A federal judge in the Mexican state of Mexico on Tuesday suspended the extradition of infamous drug lord Rafael Caro Quintero to the US.

The ruling follows a series of appeals filed by Caro Quintero’s legal team seeking to halt the move.

Although Mexico’s Attorney General can challenge the decision, Caro Quintero will remain in Mexico for now.

Apprehended on July 15, Caro Quintero, a founding member of the Guadalajara Cartel, one of Mexico’s largest drug cartels, was meant to be immediately extradited to the US, but he managed to halt the process with a federal judge ruling that an extradition trial was in order.

He became one of the FBI’s most wanted men ever since Mexican authorities freed him in 2013 after he spent 28 years in prison.

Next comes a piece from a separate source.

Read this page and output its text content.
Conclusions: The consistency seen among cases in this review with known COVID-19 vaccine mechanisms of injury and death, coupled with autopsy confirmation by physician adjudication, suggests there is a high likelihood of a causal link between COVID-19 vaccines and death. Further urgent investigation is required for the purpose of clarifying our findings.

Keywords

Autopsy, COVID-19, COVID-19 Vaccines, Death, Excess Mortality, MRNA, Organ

Two years later, the Mexican Attorney General’s Office issued another arrest warrant for Caro Quintero — this time to be extradited to the US.

US authorities want Caro Quintero for various drug trafficking charges and the murder of US Drug Enforcement Administration (DEA) agent Enrique ‘Kiki’ Camarena.

In 1985, Camarena was working as an undercover agent in Mexico’s drug scene and had managed to infiltrate the highest echelons of the Guadalajara Cartel.

In a joint operation with the DEA in 1984, Mexican authorities seized 4,000 tons of marijuana on a ranch owned by Caro Quintero, the biggest drug bust in Mexico’s history.

Blaming Camarena for the multimillion-dollar loss, Caro Quintero allegedly ordered his kidnapping, torture and murder.

US authorities offered up to $20 million for information leading to Caro Quintero’s arrest.​​​​​​​

He has denied involvement in drug trafficking.